Preparing to exit
25 May 2014
We had been warned about crossed anchor lines and this was an infamous harbour to view the consequences first hand. This apparently is great yachting entertainment as long as you are not the victim, of course. So we joined the spectators and watched as yachts attempting to raise and lower anchors caught other boats anchor lines and had to either dive into the water to untangle chains or use an anchor hook with a trip line to lift chains and get free. After watching this happen to several boats we decided a visit to the chandlery on Monday was warranted to purchase said anchor hook.
Our main admin task in Symi was to exit Greece. Stories around the cockpit-table were that foreign flag boats may need a fair bit of tax, depending on how long they stayed in Greek waters. The rate that people talked about was in the order of €300 per 3-months period. It did not become clear if that would include 'on-land' time or not. For us that could add up to between €600 and €900, a considerable amount of money.
First to the Customs Office who say no we don't do that you need to go to the Port Police.
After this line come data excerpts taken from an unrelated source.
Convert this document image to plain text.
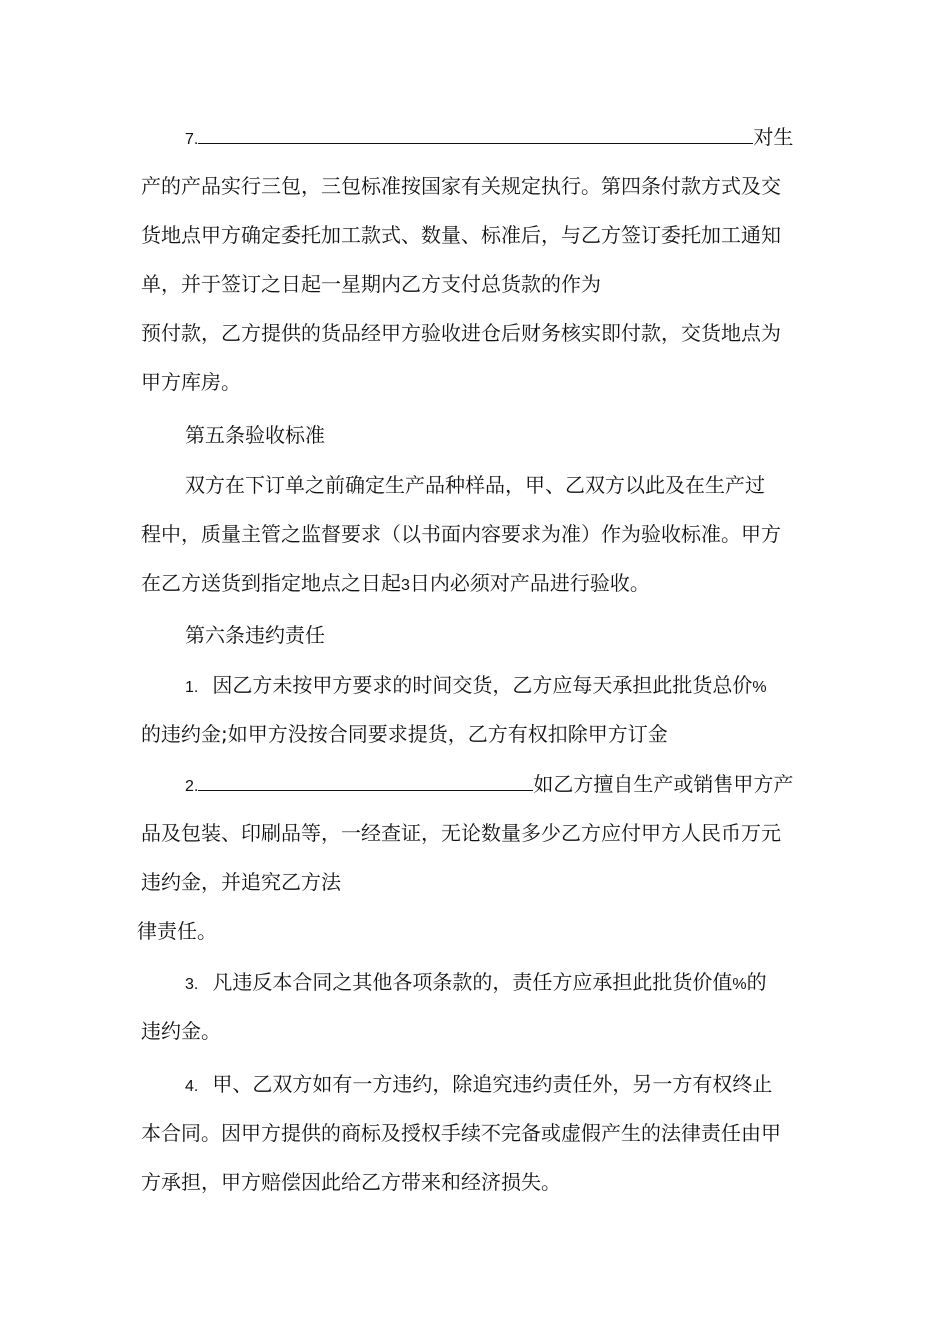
7.	对生
产的产品实行三包，三包标准按国家有关规定执行。第四条付款方式及交
货地点甲方确定委托加工款式、数量、标准后，与乙方签订委托加工通知
单，并于签订之日起一星期内乙方支付总货款的作为
预付款，乙方提供的货品经甲方验收进仓后财务核实即付款，交货地点为
甲方库房。
第五条验收标准
双方在下订单之前确定生产品种样品，甲、乙双方以此及在生产过
程中，质量主管之监督要求（以书面内容要求为准）作为验收标准。甲方
在乙方送货到指定地点之日起3日内必须对产品进行验收。
第六条违约责任
1. 因乙方未按甲方要求的时间交货，乙方应每天承担此批货总价%
的违约金;如甲方没按合同要求提货，乙方有权扣除甲方订金
2.	如乙方擅自生产或销售甲方产
品及包装、印刷品等，一经查证，无论数量多少乙方应付甲方人民币万元
违约金，并追究乙方法
律责任。
3. 凡违反本合同之其他各项条款的，责任方应承担此批货价值%的
违约金。
4. 甲、乙双方如有一方违约，除追究违约责任外，另一方有权终止
本合同。因甲方提供的商标及授权手续不完备或虚假产生的法律责任由甲
方承担，甲方赔偿因此给乙方带来和经济损失。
So we went to the port police/coastguard to hear the verdict. A fairly young man was sitting writing line numbers in the margin of a BIG book. He looked up from this complex task with not too much enthusiasm for more complications on a Sunday morning. We explained the reason for our rude interruption of his important work, and with much heavy sighing he gave us a 'new and the only standard' crew-list form to fill in and asked us to come back after three that afternoon as he didn't know what to do and his boss would be in by then. We have seen about 5 or six of those standard crew-list forms, all completely different. We filled it in and went to the 'normal' police on the other side of the harbour to get it stamped, together with our passports. The police station obviously doubled as a refugee camp as there were about 10 people camping out on the balcony, including sleeping bags and other camping gear. There was a small yellow 'barrier' to contain them: about 1.5 m high and with about 2 meters open access on either side. For some reason it did not remind us of the Australian detention centres.
Anyway, the female police officer seemed to know what she was doing and all was done efficiently and with a smile and then informed us that we should now go back to the Port Police. While waiting for the port police boss to arrive, we went and visited Annette and Rein for some more info on Turkey and a cupper.
Sunday 25 May 2014: Preparing to exit
At 4.00 p.m. Francis returned to the Port Police wondering what kind of fee or tax would be charged. The sighing police officer was still on duty and went to consult with his boss what to do about us. He returned after some time where Francis was already planning either to sell the house of rob a bank to be able to pay for the taxes. To our great relief there was no charge he just wanted our transit log and when Francis asked for a receipt he was told in no uncertain terms, and with more sighing explained that you have to buy a new one when you return! Considering what we thought we might have to pay, the cost of a new transit log when we go back to Greece is getting off lightly. We had a drink to celebrate.